O corpo da conselheira tutelar Maryna Colucci de Jesus, de 34 anos, que estava desaparecida desde sexta-feira (21), foi encontrado nesta terça-feira (25) em uma área rural entre Jacuí e Fortaleza de Minas (MG).
Segundo informações da Polícia Civil, o corpo estava enterrado a uma profundidade estimada entre 1,5 e 2 metros. O local foi indicado por um policial militar apontado como suspeito de envolvimento no crime, que levou as equipes até onde o corpo estava.
Conselheira tutelar de 34 anos desaparece após sair de casa com o celular em Jacuí — Foto: Reprodução EPTV
Após ser localizado, o corpo de Maryna foi encaminhado ao Instituto Médico-Legal (IML) de São Sebastião do Paraíso (MG), onde deverá passar por exames que podem auxiliar na identificação da causa da morte.
A princípio, a Polícia Civil trabalha com a hipótese de que o crime tenha motivação passional. O suspeito deverá prestar depoimento ainda nesta terça-feira.
A localização do corpo ocorreu na mesma região que já havia sido indicada anteriormente pelo celular de Maryna. A família conseguiu acessar informações do aparelho e identificou, por três vezes, um ponto em uma área rural entre Jacuí e Fortaleza de Minas, próximo a um açude.

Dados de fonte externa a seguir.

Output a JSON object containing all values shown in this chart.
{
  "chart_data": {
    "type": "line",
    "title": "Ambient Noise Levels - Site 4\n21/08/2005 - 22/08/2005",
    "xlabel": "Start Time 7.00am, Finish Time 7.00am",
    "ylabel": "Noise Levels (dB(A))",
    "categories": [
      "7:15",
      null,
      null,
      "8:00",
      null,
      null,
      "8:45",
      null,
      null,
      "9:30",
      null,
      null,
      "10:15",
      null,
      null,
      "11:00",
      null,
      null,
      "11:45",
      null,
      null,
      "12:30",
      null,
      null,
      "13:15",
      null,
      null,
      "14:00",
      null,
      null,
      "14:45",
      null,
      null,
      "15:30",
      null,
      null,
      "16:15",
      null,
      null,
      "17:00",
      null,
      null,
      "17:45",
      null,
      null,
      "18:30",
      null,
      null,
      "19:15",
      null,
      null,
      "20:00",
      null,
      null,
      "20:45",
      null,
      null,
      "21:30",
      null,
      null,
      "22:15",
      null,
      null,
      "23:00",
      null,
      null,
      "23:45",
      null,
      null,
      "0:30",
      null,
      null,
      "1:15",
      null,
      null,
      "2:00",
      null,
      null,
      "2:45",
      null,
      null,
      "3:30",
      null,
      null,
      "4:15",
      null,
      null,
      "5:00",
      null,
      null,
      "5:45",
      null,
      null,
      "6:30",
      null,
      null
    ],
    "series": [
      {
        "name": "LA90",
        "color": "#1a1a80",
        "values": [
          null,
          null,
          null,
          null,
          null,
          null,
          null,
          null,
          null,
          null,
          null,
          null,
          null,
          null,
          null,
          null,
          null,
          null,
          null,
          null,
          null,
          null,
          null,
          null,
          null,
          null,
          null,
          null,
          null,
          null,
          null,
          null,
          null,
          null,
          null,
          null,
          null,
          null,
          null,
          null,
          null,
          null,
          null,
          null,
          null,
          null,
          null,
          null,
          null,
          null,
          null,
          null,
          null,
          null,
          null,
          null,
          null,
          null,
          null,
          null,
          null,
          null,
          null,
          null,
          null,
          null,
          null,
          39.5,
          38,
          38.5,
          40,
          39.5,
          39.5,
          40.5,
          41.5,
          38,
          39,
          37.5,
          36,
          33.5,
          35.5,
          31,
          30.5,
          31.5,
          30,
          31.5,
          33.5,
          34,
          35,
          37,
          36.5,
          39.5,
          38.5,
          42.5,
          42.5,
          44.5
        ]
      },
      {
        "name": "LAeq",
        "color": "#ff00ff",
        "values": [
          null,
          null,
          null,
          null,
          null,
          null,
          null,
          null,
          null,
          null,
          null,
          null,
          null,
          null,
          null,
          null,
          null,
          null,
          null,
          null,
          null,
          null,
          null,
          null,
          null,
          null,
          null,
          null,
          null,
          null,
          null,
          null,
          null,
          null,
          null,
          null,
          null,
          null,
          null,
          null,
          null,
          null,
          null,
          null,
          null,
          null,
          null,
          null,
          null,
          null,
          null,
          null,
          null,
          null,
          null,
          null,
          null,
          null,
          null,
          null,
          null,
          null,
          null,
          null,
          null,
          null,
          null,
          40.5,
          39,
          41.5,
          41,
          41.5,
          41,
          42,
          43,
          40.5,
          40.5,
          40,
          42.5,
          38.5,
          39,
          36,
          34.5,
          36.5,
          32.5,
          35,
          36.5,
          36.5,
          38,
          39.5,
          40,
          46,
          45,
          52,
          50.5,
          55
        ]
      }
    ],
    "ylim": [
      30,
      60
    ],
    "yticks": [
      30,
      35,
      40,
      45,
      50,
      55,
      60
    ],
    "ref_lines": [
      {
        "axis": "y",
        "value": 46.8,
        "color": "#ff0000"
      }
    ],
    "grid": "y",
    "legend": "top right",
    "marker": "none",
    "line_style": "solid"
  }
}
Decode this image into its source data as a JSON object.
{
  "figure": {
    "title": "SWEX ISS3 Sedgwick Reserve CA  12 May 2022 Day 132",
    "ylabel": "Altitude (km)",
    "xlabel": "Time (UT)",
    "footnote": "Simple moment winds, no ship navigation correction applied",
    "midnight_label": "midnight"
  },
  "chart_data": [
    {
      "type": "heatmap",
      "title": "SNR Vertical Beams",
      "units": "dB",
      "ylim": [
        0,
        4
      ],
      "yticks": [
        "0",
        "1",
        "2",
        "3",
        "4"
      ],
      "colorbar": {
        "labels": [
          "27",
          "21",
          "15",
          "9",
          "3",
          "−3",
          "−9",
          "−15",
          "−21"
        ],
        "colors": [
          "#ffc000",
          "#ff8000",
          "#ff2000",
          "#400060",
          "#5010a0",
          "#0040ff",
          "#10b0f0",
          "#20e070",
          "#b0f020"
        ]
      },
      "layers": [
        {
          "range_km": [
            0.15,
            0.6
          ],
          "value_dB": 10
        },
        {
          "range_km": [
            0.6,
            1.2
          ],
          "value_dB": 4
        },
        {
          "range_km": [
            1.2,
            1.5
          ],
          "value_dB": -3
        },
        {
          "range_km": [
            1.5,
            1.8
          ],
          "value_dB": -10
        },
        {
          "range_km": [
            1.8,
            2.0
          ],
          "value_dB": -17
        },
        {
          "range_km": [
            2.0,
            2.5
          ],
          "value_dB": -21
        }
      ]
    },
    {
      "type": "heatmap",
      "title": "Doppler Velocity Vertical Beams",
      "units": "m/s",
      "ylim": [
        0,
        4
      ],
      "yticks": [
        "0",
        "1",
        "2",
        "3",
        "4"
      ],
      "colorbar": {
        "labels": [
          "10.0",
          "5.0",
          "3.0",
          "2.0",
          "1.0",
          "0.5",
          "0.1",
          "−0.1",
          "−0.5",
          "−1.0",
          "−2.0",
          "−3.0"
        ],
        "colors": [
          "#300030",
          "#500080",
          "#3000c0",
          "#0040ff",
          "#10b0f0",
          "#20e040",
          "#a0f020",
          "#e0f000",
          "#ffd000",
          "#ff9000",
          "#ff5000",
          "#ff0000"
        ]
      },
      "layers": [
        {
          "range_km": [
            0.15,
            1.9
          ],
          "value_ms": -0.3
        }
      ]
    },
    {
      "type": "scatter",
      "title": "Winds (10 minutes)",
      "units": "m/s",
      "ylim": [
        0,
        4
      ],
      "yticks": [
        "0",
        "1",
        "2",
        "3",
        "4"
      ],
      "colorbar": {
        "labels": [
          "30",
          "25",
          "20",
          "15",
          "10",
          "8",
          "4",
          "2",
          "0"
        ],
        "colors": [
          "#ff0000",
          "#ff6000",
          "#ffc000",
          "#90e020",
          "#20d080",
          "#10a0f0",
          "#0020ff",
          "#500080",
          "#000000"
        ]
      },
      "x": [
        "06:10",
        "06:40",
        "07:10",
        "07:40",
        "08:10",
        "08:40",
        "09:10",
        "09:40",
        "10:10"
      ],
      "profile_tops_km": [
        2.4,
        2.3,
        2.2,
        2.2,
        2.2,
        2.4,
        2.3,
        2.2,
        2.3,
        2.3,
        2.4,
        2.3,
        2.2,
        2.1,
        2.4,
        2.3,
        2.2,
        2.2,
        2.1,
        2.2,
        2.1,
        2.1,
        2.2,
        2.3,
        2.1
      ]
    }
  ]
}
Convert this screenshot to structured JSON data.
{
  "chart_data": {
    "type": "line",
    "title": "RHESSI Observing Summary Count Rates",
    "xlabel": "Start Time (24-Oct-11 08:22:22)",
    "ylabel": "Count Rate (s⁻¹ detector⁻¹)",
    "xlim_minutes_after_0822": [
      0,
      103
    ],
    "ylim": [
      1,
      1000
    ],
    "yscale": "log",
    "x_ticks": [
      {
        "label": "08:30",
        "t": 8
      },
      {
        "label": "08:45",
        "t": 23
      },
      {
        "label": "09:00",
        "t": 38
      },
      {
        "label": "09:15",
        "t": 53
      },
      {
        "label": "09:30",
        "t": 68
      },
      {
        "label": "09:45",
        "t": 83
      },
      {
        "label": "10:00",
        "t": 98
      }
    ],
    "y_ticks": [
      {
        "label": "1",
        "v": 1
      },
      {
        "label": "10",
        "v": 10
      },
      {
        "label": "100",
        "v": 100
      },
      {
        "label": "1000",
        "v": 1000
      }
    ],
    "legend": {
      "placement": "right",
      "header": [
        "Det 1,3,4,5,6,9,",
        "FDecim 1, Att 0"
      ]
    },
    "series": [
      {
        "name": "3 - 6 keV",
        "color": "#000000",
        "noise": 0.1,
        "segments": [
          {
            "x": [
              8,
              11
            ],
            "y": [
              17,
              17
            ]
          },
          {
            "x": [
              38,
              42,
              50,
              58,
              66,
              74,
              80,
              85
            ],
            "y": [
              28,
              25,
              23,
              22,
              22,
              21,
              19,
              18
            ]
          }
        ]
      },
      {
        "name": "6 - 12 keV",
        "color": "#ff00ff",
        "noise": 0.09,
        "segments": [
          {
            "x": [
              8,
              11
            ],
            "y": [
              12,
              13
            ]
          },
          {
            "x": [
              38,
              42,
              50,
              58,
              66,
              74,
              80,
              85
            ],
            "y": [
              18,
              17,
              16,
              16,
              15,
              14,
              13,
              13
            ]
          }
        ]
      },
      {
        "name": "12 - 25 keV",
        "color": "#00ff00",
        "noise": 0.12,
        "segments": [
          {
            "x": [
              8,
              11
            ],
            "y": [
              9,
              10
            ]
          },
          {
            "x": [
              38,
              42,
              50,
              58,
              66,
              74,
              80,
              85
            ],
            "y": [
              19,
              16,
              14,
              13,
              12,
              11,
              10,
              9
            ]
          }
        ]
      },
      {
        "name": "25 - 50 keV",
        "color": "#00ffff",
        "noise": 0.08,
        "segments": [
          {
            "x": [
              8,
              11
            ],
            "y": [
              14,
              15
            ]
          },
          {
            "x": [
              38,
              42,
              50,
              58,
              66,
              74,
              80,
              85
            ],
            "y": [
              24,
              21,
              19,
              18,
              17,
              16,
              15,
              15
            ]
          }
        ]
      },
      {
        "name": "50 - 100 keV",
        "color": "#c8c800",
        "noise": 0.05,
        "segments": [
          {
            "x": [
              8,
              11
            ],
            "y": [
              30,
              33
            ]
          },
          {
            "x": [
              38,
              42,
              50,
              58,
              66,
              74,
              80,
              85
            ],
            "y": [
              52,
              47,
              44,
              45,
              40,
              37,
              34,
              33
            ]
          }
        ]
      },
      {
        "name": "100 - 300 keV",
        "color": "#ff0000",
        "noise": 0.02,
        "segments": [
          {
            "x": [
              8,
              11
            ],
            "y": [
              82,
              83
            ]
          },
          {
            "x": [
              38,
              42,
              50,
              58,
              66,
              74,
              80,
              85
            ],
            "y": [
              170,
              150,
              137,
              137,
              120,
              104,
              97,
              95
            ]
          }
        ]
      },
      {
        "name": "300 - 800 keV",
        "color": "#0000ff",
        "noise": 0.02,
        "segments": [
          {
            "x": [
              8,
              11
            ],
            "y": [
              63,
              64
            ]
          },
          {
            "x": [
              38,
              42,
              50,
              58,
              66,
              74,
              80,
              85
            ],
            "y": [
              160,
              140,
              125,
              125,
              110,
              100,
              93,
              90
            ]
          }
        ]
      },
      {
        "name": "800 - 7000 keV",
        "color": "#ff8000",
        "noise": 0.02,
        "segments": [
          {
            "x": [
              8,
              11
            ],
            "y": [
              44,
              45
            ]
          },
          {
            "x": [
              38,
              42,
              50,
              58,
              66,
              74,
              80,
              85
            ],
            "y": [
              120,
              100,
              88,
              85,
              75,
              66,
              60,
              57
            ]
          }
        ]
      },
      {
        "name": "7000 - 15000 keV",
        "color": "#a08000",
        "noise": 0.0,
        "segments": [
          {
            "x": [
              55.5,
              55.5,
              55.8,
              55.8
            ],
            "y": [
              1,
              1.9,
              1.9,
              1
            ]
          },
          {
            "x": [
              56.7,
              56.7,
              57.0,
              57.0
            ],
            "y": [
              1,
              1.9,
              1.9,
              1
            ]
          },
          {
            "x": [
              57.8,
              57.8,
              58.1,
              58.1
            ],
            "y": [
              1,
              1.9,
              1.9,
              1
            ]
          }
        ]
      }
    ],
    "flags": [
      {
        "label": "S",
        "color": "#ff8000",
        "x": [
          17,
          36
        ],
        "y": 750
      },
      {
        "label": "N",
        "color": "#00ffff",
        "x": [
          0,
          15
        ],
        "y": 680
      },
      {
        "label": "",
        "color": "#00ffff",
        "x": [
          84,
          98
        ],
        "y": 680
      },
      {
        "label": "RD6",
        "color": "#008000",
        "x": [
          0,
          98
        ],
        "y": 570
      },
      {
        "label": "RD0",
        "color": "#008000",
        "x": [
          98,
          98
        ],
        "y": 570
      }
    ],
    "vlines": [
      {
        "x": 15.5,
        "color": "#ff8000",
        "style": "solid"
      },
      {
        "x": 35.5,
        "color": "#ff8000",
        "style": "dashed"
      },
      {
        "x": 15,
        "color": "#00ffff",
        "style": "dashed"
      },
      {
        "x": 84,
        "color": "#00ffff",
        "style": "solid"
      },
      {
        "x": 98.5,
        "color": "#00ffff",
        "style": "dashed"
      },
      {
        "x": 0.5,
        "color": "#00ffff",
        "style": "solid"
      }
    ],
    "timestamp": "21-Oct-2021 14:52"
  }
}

Na ocasião, familiares foram até o local e realizaram buscas por conta própria. Depois, equipes de segurança também estiveram na região. No entanto, naquele momento, não foram encontrados objetos ou outros vestígios que comprovassem a presença da conselheira no ponto indicado pelo celular.
Conselheira tutelar de 34 anos desaparece após sair de casa com o celular em Jacuí, MG
Maryna foi vista pela última vez na sexta-feira, quando saiu da casa dos pais usando shorts, camiseta e chinelos. Segundo a irmã, ela saiu sem maquiagem, sem tomar banho e com o cabelo preso, comportamento considerado incomum pela família.
Uma testemunha teria relatado aos familiares que viu Maryna parada a cerca de 200 metros de casa, aguardando a chegada de um carro. A família acredita que ela pretendia encontrar alguém conhecido para resolver uma questão rapidamente e retornar para casa.
Ainda segundo os parentes, Maryna tinha um compromisso posteriormente e não costumava deixar de cumprir suas obrigações nem permanecer incomunicável.
No sábado (22), ela deveria trabalhar pela manhã, mas não compareceu. Maryna atua como conselheira tutelar em Jacuí e, segundo a Prefeitura, estava de folga na sexta-feira, quando desapareceu.